Biles, 24, who won four gold medals and a bronze at the 2016 Rio Olympics is the strong favorite to repeat or even better that performance in Tokyo.

Brennan called Biles "the greatest gymnast ever," and said her Olympic return is the most compelling story of the upcoming games due to her exposing rampant sexual abuse by former U.S. gymnastics team doctor Larry Nasser, who victimized hundreds of young women gymnasts but was brought to justice in an effort spearheaded by Biles. "Truly remarkable," Brennan added.

Although Richardson will be missed in the 100 meters, several other American speedsters are expected to pick up the slack, including 200 and 400m hurdlers Sydney McLaughlin and Dalilah Muhammad, both solid gold contenders.

Brennan, who has covered 19 summer and winter Olympic games, said the other women's athlete to watch is Katy Ledecky, on course to become the greatest women's swimmer in history.

"(She is) another U.S. star of the Rio Olympics, who won freestyle 200, 400, and 800," Brennan noted, and is the favorite in this year's 1,500m long-distance race, becoming an Olympic women's event for the first time this year.

"This is the first time in history that women will be able to swim a mile, well past and overdue," Brennan said.

Men started swimming the mile in 1904, and 117 years later, women finally got the opportunity.

"It is ridiculous it took that long for the International Olympic Committee to add the women's mile to swimming," Brennan said.

U.S. MEN

The big U.S. name to watch in the men's pool is Caleb Dressel, called "no Michael Phelps" by sports pundits, but winning three or four gold medals is "probable" for the Floridian, according to Brennan.

Dressel, 24, enters the Games looking for his first individual Olympic gold medal after winning two golds in Rio in relays but has been peaking, according to Yahoo.

In two World Championship meets since the 2016 Olympics he's won seven individual gold medals and 13 gold medals overall.

In track and field, Trayvon Bromell is the man to beat for the title of the fastest man in the world, with Jamaican Usain Bolt retiring in 2017.

Bolt, considered the greatest sprinter ever, won gold in the men's 100m and 200m sprints in the past three Olympic Games, an unprecedented achievement.

Bolt's absence opens the door for several Americans, with Bromell the gold medal favorite, cruising to victory in the Olympic trials last month at 9.8 seconds, and posting the fastest time in 2021 at 9.77 seconds, ABC reported.

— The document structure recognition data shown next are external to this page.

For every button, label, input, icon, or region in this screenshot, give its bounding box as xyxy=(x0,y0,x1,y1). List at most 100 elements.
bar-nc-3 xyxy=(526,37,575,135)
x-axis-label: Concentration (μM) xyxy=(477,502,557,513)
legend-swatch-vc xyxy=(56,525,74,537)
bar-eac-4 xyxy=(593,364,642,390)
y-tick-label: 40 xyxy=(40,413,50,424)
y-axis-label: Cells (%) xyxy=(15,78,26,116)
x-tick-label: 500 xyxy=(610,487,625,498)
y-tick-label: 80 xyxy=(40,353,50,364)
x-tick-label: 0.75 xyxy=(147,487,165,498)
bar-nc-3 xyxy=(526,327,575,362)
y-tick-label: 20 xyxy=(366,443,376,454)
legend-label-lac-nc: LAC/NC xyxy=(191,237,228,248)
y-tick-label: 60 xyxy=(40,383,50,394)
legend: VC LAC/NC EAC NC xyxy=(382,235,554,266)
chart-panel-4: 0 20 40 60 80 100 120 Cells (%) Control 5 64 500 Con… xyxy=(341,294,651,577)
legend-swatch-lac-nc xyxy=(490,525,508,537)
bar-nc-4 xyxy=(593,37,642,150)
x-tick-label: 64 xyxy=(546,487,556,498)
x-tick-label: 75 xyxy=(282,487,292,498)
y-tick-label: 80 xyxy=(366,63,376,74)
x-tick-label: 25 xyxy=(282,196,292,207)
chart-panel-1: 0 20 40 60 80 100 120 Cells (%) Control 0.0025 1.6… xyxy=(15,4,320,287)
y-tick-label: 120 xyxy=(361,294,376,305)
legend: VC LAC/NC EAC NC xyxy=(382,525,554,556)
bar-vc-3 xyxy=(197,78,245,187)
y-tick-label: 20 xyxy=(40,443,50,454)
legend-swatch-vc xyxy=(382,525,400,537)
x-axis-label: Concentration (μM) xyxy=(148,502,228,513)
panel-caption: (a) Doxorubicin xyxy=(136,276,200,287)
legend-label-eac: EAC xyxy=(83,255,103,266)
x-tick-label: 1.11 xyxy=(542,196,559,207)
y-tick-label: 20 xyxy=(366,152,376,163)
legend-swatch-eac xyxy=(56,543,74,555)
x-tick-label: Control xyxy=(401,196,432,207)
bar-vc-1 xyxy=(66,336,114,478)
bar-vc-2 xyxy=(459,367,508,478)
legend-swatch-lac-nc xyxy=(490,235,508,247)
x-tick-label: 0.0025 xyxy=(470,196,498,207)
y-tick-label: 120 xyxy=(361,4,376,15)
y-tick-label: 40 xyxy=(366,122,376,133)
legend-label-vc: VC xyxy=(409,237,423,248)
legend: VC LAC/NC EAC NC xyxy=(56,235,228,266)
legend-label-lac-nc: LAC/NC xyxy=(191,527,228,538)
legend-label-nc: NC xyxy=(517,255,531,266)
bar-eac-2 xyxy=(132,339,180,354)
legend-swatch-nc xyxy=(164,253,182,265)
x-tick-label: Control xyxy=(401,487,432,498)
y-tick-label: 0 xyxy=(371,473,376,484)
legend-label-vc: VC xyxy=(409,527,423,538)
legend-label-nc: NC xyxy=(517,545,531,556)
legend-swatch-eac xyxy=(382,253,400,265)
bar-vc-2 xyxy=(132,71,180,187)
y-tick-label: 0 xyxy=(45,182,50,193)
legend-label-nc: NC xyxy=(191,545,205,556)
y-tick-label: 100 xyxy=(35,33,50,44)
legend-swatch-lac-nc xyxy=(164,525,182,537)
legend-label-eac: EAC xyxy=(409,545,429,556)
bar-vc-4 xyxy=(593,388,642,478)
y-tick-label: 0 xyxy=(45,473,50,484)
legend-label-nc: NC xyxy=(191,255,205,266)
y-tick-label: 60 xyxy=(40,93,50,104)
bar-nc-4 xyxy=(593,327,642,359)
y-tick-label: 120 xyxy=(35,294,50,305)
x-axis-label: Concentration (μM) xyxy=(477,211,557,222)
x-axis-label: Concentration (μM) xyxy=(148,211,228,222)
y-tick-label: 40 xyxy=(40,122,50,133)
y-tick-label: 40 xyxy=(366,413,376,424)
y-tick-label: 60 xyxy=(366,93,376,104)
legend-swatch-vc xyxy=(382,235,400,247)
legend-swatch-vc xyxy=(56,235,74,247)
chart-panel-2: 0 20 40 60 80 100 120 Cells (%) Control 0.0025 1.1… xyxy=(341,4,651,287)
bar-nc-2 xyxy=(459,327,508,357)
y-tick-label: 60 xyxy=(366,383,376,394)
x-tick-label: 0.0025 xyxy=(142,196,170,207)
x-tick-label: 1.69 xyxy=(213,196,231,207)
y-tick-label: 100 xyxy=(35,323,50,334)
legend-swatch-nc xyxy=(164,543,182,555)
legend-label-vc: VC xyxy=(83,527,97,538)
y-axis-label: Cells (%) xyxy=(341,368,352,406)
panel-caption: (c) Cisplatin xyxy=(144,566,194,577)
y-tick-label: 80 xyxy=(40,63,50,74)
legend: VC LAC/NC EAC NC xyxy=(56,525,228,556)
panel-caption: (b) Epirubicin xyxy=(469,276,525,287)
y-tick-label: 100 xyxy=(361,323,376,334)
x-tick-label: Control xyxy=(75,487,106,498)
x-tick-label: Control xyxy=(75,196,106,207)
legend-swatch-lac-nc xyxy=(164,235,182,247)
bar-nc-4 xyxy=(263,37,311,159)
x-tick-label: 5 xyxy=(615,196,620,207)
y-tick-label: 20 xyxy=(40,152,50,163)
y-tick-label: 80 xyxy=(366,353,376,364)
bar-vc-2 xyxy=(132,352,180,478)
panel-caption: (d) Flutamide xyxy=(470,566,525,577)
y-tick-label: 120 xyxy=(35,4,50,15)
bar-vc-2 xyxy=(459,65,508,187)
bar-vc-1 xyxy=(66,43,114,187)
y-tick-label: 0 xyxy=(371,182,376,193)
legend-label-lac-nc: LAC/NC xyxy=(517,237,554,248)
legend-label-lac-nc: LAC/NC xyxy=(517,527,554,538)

Another heavy gold medal favorite in Tokyo is the 2016 Rio gold medalist and Olympic record holder Ryan Crouser in the shotput.

Crouser, a 6-foot-7 320-pound big man, shattered the 31-year-old shotput world record by 10 inches on June 18 at the U.S. Olympic trials.

Americans will shine in wrestling, the oldest of Olympic sports, with Denver native Adeline Gray headlining a woman's team, and Kyle Snyder leading a "U.S. freestyle wrestling team that is expected to have plenty of success in Tokyo," ABC predicted last week.

In a brand new Olympic sport showcased this year, the BMX freestyler to watch for gold is Indiana teenage Hannah Roberts, as the challenging biking sport makes its debut at the Tokyo Games.

Nyjah Huston, winner of 12 X-Games gold medals and four world championships will be the person to beat in street skateboarding, as Carissa Moore, a four-time world champion, will be tough to top in the sport of surfing, ABC said.